Astra was one of the 12 companies selected for the VADR program, along with ABL Space Systems, Blue Origin, L2 Solutions, Northrop Grumman, Phantom Space, Relativity, Rocket Lab, Spaceflight, SpaceX, United Launch Alliance, and Virgin Orbit.
L2 Solutions and Spaceflight are launch brokers, acting as agents matching satellites with a wide range of rockets. The other VADR providers are currently flying or developing rockets of various sizes, capable of launching small satellites on dedicated missions or on rideshare launches.
Astra’s Rocket 3.3 vehicle on launch pad 46. Credit: Astra / John Kraus
Aside from its business with NASA, Astra has announced launch contracts with the U.S. military and commercial companies like Spire and Planet.

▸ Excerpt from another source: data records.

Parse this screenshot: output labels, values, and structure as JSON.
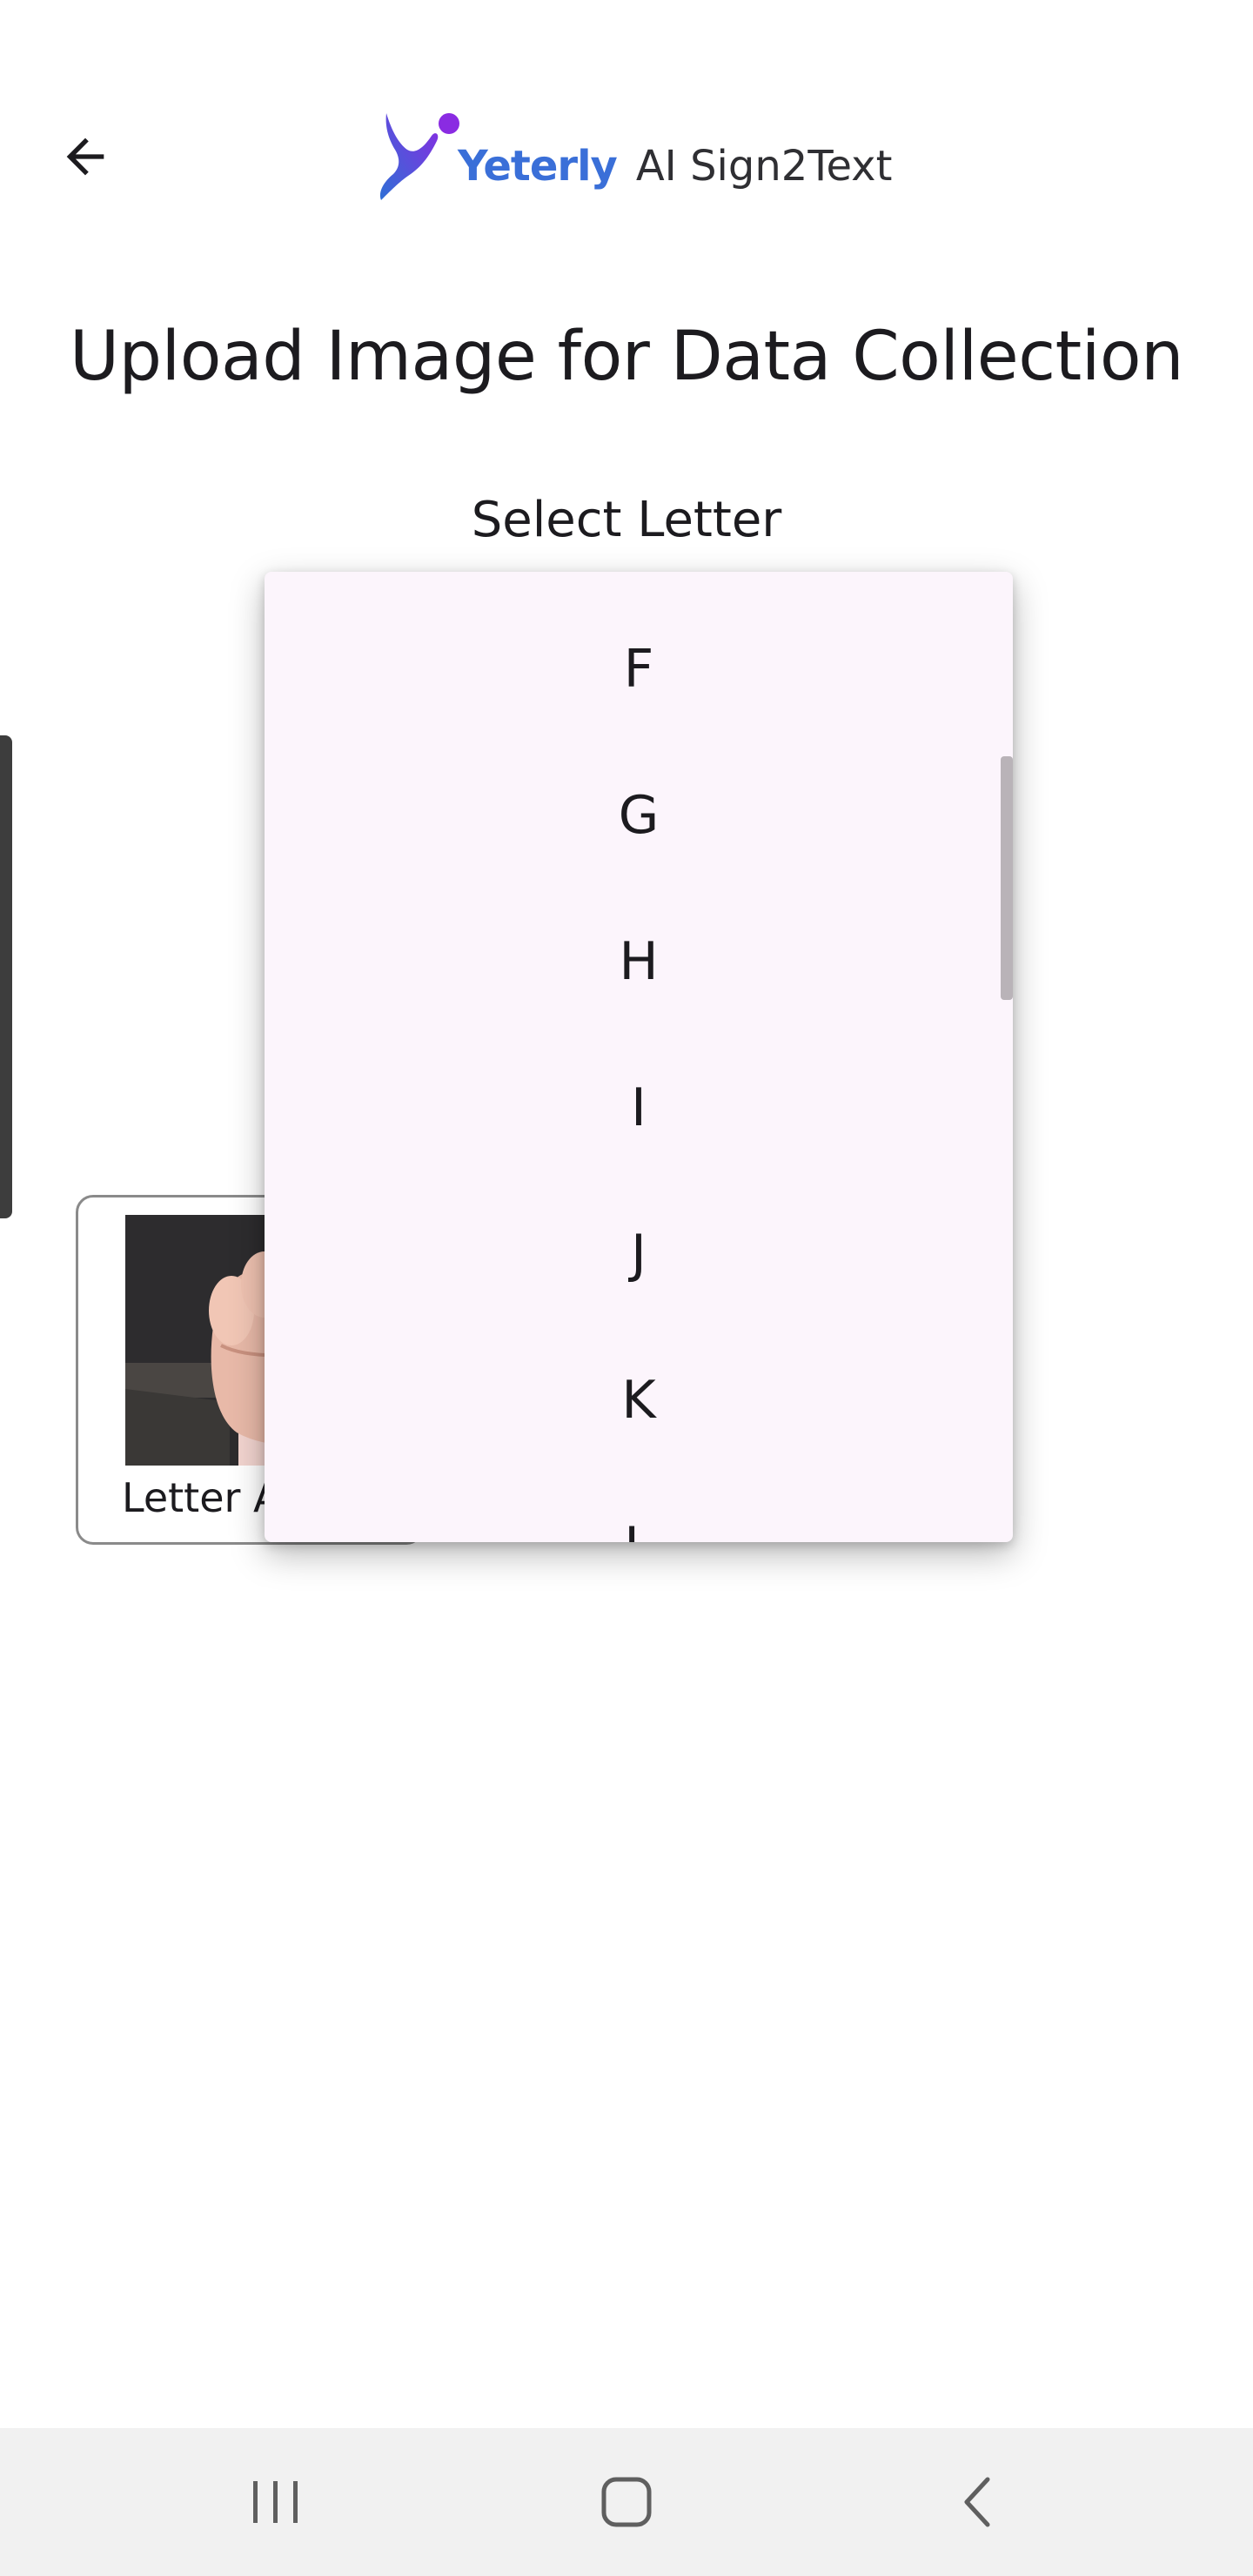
{
  "header": {
    "logo_name": "Yeterly",
    "logo_tagline": "AI Sign2Text",
    "back_icon": "arrow-left-icon"
  },
  "page": {
    "title": "Upload Image for Data Collection",
    "select_label": "Select Letter"
  },
  "card": {
    "caption": "Letter A"
  },
  "dropdown": {
    "options": [
      "F",
      "G",
      "H",
      "I",
      "J",
      "K",
      "L"
    ]
  },
  "nav": {
    "recents_icon": "recents-icon",
    "home_icon": "home-icon",
    "back_icon": "back-chevron-icon"
  },
  "colors": {
    "brand_blue": "#3a6fd8",
    "brand_purple": "#8a2be2",
    "dropdown_bg": "#fcf5fc"
  }
}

Founded in 2016, Astra designed its small satellite launcher to be transported inside a standardized shipping container. The company also ships mobile launch infrastructure from its California headquarters to each launch site.
The nimble nature of Astra’s launch operation allows the company to fly from austere launch sites, requiring only a flat concrete pad and electrical power.
A team of fewer than a dozen technicians and engineers set up Astra’s rocket on pad 46 at Cape Canaveral last month. Data connections between the launch pad and Astra’s headquarters in California allow engineers to remotely monitor launch preps from nearly 2,500 miles away.
Astra test-fired its rocket Jan. 22 on pad 46, igniting its five first stage engines for nearly 10 seconds while the launcher stayed fixed on the ground.
Pad 46, located near the easternmost extent of Cape Canaveral, is managed by Space Florida, a state-backed enterprise chartered to lure commercial space companies to the Sunshine State. The launch pad was originally developed as a test site for the Navy’s Trident missile, then converted for civilian use.
The facility was used for an abort system test on NASA’s Orion crew capsule in 2019, a Minotaur rocket launch with a military satellite in 2017, and the launch of NASA’s Lunar Prospector probe to the moon in 1998.